Diabetes Res Clin Pract. 2023 Oct 24:110972. doi: 10.1016/j.diabres.2023.110972. Online ahead of print.
AIMS: To investigate the association between organic food consumption and the incidence of type 2 diabetes mellitus.
METHODS: Among 41,286 cohort participants, aged 50-65 years, organic food consumption of vegetables, fruits, dairy products, eggs, meat, and cereal products, was summarized into an organic food score evaluated as never, low, medium and high consumption and as continuous intake. During follow-up, 4,843 cases were identified in the National Diabetes Register. Organic food consumption was associated to the disease incidence in Cox regression models.

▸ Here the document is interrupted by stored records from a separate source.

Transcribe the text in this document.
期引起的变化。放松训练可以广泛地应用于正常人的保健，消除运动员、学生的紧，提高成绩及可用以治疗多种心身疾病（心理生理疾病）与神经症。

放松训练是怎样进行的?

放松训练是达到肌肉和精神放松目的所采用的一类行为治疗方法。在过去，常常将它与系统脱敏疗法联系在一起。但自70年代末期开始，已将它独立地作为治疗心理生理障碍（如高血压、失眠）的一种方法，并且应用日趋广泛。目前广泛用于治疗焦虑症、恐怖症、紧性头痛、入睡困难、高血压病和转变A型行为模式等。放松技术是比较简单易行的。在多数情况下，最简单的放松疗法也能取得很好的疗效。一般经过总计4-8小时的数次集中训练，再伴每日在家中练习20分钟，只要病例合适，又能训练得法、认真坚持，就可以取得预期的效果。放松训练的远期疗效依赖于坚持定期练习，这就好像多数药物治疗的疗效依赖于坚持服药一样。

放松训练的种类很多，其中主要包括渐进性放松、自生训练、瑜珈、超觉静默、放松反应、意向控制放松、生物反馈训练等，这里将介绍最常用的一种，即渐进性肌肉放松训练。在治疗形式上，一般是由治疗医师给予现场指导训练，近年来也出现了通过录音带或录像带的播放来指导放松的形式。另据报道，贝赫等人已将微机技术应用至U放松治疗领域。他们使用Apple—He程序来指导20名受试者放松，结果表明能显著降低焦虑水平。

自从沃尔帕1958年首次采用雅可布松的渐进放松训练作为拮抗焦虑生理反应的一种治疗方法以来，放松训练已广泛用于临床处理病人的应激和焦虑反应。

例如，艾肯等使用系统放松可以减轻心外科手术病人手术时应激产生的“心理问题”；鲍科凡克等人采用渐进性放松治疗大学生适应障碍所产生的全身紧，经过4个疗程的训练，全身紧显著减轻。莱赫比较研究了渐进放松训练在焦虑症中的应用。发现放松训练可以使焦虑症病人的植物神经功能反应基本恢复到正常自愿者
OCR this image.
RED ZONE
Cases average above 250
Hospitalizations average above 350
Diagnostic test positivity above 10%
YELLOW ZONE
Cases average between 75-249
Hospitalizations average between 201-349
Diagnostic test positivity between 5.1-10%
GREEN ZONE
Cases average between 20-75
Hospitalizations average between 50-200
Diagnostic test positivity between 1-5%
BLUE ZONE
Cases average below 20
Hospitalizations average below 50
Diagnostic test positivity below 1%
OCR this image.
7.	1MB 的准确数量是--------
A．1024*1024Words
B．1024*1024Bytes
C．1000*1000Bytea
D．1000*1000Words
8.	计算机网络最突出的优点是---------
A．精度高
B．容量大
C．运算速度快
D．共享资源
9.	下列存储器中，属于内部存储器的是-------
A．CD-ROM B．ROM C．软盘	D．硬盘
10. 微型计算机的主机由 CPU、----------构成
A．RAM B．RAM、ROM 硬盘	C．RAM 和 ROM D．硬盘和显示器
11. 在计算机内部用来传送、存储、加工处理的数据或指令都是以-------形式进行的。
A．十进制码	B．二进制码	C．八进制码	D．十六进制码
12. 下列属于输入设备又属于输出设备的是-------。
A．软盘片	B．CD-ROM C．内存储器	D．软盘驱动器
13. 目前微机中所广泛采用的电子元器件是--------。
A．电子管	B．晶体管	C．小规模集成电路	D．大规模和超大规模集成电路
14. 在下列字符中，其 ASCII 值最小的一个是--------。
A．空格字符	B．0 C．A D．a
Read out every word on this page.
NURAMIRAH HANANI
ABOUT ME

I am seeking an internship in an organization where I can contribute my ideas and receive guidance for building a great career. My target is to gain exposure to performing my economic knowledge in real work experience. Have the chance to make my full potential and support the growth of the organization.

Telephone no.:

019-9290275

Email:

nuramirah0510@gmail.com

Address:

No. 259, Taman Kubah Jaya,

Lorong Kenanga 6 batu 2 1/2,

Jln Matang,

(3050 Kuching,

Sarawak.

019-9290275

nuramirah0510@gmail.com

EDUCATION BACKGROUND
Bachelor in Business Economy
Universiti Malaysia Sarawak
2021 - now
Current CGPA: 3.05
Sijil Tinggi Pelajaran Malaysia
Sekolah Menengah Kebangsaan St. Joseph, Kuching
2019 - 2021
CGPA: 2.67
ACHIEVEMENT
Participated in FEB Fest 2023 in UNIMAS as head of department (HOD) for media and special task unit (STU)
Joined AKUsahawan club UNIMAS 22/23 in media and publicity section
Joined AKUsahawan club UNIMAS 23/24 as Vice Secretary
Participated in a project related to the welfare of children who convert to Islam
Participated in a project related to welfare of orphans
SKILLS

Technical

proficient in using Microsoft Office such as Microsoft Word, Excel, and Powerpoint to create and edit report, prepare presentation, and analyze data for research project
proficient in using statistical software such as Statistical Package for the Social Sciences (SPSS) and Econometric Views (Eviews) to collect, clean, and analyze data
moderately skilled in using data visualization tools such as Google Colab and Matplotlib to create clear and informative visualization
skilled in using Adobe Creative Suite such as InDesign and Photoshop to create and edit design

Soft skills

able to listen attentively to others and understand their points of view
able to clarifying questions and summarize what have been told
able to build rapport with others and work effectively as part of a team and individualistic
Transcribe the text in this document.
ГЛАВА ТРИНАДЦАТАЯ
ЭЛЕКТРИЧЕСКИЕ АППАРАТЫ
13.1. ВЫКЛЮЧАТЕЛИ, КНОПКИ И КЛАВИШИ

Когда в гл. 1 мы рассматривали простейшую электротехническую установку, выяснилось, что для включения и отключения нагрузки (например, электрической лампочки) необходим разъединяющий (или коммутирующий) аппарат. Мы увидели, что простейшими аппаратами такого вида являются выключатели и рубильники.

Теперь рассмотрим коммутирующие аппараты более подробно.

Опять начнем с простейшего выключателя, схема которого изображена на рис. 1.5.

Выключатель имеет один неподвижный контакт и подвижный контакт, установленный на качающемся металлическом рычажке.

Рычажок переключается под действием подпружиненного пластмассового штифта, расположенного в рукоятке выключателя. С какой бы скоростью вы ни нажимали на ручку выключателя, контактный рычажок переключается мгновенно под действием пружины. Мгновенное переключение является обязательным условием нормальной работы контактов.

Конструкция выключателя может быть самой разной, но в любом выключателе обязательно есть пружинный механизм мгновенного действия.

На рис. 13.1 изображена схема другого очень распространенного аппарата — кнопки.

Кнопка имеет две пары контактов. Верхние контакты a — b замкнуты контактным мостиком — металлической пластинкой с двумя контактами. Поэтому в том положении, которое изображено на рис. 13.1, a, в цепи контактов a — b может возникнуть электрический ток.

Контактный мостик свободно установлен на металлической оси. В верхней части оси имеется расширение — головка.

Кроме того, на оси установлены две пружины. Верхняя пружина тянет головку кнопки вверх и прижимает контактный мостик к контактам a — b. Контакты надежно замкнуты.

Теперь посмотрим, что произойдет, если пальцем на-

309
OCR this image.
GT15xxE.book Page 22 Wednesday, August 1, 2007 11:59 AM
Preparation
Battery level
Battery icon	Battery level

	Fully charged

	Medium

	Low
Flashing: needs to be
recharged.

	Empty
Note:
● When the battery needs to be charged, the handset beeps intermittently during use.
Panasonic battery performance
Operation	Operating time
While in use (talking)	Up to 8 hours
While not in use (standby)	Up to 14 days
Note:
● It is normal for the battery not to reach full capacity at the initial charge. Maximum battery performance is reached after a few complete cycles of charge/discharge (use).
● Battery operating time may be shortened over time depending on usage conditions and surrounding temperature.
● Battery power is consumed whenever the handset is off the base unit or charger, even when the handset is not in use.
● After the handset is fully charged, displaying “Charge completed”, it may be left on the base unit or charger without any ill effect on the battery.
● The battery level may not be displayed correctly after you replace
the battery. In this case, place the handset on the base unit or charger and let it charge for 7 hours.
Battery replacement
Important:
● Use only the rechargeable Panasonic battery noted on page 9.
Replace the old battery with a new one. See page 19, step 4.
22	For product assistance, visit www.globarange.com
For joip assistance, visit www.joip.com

RESULTS: Organic food consumption was linearly associated with a lower incidence of type 2 diabetes mellitus (Women, HR: 0.94, 95% CI: 0.89-1.00, Men, HR: 0.95, 95% CI: 0.90-1.00). Organic food consumption frequency, compared to never consumption, showed HRs below 1.00 for both women (medium intake HR: 0.96, 95% CI: 0.84-1.10, high intake HR: 0.88, 95% CI: 0.74-1.05) and men (low intake, HR: 0.95, 95% CI: 0.85-1.05, medium intake, HR: 0.92, 95% CI: 0.83-1.03, high intake, HR: 0.89, 95% CI: 0.75-1.05) but were not statistically significant. Similar patterns were observed with consumption of the specific organic food groups for women, but not for men.
CONCLUSIONS: Organic food consumption was associated with a suggested lower incidence of type 2 diabetes mellitus.